Existence of pairs Let $p,p_1,p_2$ be positive integers such that $lmc(p_1,p_2)=p$. Is $\min(p_1+p_2)$ unique?
 A: If $p_1, p_2$ are two integers such that $\text{lcm}(p_1, p_2)=p$, the only way that $p_1+p_2$ could be minimum is if $p_1$ and $p_2$ had no common factors. If they had a common factor $q$ with $q$ being a prime, then either $p_1$ or $p_2$ could be divided by $q$ and $\text{lcm}(p_1, p_2)$ would still equal $p$, while $p_1+p_2$ would be smaller. So $\gcd(p_1, p_2)$ must equal $1$. Together with $\text{lcm}(p_1, p_2)=p$, that implies $p_1p_2=p$.

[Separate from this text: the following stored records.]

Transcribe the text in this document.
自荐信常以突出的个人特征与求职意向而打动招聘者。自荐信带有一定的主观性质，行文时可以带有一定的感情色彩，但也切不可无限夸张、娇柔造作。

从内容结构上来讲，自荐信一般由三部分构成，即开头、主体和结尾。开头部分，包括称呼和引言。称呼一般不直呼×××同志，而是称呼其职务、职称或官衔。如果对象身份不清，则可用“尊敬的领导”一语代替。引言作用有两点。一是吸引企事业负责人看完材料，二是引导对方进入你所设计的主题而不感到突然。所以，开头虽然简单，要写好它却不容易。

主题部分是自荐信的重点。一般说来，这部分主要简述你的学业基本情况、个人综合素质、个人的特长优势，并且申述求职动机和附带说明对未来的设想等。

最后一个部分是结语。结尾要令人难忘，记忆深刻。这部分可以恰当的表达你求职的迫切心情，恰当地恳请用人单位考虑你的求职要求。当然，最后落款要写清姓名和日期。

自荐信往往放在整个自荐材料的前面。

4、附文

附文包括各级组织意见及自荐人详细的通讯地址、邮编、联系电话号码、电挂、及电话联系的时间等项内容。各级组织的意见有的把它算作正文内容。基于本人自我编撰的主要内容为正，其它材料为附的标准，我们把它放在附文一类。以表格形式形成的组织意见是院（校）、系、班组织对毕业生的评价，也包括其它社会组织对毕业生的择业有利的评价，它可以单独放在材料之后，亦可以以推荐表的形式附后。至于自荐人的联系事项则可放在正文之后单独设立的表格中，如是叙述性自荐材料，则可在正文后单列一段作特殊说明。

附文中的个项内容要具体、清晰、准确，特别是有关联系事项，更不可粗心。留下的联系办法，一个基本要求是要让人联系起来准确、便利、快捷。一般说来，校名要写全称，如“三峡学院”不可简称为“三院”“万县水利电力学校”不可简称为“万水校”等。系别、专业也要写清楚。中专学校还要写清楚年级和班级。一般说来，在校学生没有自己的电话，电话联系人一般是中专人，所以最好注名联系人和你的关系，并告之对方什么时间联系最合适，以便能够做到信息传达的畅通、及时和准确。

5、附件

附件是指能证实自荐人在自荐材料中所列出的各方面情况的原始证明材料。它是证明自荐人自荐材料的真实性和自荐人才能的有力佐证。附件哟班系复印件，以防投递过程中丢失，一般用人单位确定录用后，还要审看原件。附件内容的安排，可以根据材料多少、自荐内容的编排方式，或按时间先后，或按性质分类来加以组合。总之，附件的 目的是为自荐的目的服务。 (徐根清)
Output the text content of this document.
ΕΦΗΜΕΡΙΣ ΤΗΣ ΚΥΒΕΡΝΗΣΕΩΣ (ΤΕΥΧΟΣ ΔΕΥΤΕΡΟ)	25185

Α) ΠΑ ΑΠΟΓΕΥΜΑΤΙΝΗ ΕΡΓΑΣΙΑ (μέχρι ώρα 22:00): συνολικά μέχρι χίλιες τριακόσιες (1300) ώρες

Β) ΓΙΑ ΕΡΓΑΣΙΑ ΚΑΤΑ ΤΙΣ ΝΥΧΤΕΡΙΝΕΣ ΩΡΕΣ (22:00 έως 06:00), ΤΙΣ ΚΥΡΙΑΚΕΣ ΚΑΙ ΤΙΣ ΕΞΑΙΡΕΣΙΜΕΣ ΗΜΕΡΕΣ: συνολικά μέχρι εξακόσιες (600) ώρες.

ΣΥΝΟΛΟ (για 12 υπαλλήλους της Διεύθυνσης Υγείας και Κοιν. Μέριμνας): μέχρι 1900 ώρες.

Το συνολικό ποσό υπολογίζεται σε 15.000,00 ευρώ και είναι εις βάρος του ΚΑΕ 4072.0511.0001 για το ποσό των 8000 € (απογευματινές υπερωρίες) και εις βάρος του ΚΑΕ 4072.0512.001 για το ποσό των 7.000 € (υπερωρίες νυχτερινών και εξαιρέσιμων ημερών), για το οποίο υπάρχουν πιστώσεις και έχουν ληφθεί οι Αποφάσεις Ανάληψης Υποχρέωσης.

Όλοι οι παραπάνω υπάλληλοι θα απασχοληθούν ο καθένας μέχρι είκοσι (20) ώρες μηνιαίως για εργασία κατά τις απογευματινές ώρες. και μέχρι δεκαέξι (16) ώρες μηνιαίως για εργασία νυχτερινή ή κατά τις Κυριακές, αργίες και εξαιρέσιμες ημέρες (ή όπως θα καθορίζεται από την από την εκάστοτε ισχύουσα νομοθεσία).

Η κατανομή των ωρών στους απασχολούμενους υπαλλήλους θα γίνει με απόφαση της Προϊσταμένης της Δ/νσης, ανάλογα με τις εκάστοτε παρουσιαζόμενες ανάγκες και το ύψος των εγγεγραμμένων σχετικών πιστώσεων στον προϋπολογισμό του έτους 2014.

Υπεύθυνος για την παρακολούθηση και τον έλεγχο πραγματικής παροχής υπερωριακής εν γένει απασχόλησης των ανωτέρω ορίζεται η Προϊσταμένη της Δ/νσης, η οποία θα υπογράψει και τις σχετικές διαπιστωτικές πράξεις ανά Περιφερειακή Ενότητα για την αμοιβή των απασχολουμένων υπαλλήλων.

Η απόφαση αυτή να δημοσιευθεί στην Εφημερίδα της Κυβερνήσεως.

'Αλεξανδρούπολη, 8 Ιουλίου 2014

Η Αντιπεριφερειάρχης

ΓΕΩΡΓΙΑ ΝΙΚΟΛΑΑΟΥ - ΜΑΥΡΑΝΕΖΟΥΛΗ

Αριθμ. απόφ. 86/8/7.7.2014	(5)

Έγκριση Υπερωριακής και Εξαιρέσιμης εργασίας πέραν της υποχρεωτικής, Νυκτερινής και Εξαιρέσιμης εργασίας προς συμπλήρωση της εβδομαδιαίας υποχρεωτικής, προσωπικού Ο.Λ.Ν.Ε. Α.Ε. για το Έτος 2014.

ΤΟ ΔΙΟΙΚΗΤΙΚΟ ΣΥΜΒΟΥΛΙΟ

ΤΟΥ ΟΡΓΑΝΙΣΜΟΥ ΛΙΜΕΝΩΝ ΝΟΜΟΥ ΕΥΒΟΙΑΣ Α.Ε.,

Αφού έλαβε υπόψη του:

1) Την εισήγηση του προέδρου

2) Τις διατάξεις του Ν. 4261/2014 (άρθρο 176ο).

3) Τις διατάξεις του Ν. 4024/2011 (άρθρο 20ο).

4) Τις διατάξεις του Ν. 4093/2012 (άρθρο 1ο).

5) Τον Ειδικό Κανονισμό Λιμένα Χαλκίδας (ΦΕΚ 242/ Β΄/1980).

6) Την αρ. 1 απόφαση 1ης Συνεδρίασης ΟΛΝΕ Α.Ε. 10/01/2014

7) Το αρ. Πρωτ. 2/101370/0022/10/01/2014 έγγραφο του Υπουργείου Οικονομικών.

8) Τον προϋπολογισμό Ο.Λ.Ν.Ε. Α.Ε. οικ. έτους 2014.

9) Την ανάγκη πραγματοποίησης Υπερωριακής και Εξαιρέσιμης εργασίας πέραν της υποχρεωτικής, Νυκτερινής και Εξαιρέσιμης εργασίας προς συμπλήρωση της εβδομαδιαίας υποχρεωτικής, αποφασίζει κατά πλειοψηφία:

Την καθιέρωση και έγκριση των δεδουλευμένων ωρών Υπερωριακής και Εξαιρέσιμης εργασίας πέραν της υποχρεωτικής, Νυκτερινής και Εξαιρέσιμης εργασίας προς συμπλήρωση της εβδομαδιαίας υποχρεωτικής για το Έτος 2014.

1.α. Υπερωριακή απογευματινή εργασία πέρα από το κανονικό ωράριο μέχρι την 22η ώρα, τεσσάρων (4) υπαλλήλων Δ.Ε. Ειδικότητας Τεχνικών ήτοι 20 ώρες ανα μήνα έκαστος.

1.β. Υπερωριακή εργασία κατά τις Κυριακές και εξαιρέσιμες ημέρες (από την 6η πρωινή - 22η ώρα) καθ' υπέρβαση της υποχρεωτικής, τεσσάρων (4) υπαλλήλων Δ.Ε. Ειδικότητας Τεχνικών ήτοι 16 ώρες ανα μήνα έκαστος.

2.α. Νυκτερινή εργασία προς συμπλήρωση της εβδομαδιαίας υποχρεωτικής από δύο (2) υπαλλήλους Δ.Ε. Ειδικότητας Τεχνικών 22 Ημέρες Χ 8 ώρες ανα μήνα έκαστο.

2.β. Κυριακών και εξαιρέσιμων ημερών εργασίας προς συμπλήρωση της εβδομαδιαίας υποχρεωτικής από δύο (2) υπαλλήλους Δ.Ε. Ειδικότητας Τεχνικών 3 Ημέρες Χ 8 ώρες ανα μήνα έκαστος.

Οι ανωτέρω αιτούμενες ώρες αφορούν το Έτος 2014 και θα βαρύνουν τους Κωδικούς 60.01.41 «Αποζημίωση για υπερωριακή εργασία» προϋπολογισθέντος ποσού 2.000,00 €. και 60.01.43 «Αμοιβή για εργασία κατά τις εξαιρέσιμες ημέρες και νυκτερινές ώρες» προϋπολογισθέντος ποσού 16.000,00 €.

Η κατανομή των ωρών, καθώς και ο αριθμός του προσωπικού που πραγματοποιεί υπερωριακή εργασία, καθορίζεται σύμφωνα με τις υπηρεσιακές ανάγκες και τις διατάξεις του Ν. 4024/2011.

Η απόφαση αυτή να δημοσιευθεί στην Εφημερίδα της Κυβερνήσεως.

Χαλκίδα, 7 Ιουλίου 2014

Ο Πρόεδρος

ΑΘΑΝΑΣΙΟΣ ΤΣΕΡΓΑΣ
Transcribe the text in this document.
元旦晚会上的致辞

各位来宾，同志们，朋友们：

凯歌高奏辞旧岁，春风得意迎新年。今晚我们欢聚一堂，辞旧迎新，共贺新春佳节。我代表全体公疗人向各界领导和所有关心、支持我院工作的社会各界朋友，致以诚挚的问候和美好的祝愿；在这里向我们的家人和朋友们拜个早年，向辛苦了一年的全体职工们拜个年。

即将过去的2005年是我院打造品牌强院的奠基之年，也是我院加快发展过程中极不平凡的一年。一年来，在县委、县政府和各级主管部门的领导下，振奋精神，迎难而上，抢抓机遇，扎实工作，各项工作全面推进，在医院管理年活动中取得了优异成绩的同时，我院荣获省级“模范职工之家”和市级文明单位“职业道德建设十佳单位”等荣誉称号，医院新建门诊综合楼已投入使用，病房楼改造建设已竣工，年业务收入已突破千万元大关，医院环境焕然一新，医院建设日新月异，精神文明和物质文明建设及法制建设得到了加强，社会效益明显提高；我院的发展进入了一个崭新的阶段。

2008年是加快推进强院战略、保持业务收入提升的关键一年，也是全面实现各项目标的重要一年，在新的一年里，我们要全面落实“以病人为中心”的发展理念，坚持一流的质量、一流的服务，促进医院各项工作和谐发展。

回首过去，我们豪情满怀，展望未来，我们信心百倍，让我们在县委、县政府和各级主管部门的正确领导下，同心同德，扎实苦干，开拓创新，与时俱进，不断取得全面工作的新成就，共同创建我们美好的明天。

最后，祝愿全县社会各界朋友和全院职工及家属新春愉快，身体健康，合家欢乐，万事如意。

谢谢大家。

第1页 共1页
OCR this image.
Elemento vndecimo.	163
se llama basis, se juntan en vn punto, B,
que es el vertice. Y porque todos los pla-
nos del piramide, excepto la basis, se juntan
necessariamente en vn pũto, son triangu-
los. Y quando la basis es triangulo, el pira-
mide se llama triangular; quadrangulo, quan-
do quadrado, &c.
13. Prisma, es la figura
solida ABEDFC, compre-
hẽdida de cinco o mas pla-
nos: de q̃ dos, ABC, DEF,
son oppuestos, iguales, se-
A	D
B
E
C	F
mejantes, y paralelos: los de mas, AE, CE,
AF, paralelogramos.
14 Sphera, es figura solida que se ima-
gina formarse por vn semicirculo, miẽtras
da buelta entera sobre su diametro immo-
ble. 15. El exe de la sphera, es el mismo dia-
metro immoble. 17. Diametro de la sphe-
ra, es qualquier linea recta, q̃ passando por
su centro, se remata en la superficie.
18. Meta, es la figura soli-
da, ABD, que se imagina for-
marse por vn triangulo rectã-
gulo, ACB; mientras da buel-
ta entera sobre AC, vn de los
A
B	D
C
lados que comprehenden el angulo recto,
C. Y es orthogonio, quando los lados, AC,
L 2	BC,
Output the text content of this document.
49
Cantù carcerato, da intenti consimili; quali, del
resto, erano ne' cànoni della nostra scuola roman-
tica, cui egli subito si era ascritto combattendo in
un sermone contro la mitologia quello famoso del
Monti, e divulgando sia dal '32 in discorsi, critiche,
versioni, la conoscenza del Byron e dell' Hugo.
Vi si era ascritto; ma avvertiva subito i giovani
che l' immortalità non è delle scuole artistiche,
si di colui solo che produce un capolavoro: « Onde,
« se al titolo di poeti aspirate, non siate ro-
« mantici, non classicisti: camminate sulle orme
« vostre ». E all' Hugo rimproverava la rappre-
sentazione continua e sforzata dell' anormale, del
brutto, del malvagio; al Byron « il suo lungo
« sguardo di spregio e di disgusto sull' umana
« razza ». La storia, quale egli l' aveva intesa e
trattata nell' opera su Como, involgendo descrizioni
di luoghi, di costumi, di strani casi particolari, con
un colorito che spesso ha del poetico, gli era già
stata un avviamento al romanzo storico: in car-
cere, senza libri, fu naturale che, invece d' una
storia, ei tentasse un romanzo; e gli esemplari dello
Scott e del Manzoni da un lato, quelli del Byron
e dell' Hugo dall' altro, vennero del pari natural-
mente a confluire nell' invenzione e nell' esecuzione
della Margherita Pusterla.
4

Now it remains to show that if $p_1\le p_2$ and $q_1\le q_2$ are integers such that $p_1p_2=p=q_1q_2$ and $p_1+p_2=q_1+q_2$, then $p_1=q_1, p_2=q_2$ (you don't even need the fact that $\gcd(p_1,p_2)=1=\gcd(q_1,q_2)$). This follows from the fact that $p_1p_2=p$ and $p_1+p_2=n$ completely constrains what $p_1$ and $p_2$ can be. The only solution would be $p_1=\frac{n-\sqrt{n^2-4p}}{2}, p_2=\frac{n+\sqrt{n^2-4p}}{2}$.
Intuitively, you can think of this as meaning that if $p_1p_2=p$ and $p_1\le p_2$, then decreasing $p_1$ would increase $p_2$ more than $p_1$ decreases.